Most things aren’t as clearcut as little paper reindeer or third-degree burns. What if a group of drunk kids flips their car over and get killed? Is it their fault, or the fault of their fraternity? Back when a lot of us were still at State, two Sigma Chis got killed in a drunk driving accident. They were just babies. They were underage. And they had been drinking at a fraternity function.
So who rightfully shoulders this blame? The family has filed suit, and I can’t say I blame them. The poor kid driving had to pay for his sins—not just with the loss of his friends and life but with a felony charge. I’m glad he got good Judge Goza, a kind and intelligent man that looks exactly what you’d think an old Mississippi judge would look like. I went up before him once in a Moot Court competition and you can tell he’s actually thinking. So I think a ten-year sentence with most of it suspended is fair enough.
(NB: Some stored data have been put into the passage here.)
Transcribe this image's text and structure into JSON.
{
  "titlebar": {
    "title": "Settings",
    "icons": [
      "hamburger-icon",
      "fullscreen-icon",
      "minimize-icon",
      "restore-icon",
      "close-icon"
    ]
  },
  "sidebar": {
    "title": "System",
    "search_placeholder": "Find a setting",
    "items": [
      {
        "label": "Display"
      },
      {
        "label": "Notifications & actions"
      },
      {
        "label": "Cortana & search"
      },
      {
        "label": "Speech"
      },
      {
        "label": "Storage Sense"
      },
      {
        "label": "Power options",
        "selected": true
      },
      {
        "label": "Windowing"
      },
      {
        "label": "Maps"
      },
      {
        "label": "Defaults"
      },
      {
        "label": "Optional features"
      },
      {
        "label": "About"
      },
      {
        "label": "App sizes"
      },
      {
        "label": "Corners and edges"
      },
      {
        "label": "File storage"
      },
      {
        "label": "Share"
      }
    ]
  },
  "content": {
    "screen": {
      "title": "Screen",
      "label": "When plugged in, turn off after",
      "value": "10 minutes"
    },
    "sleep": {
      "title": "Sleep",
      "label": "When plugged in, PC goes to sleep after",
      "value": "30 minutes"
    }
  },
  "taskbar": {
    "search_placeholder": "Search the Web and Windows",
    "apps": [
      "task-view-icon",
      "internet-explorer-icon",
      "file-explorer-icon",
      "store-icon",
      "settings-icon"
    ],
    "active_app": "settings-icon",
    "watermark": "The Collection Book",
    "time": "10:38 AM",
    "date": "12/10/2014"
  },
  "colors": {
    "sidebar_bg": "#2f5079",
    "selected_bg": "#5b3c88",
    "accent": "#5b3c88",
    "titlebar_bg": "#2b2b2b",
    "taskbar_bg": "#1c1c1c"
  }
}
Does Sigma Chi know they’ve got teenagers drinking? Oh yeah. Do they know they drink to excess? Hell yeah. Could they stop it? Absolutely. Could State do better as well? Yes again. We non-fraternity types used to be infuriated with the public frat partying on our strictly-no-alcohol campus. We couldn’t have a drop in a residence halls, but everybody looked the other way if it was at the KA house.
If we’re really serious about stopping drunk driving and underage drinking, we don’t need to lie to ourselves about “personal responsibility.” That damn defense lawyer for the chapter just about makes me sick. We’ve already got laws saying this kids are too young to drink, based on the premise that they aren’t responsible enough. I know what they’re going to say already: you touch a hot stove, you get burned. You get drunk and drive, you might die. You assumed the risk.
The difference being, this is like pressing somebody’s hand to a hot stove. They create the culture, they ostracize any differences—it’s not a critique, it’s a fact—and then they want to dodge out on any responsibility. So Sigma Chi, you should take care of those boys’ parents. Their children aren’t around to shuffle their feet and make excuses; you shouldn’t have so much bad faith you’d put the blame on a couple of dead boys.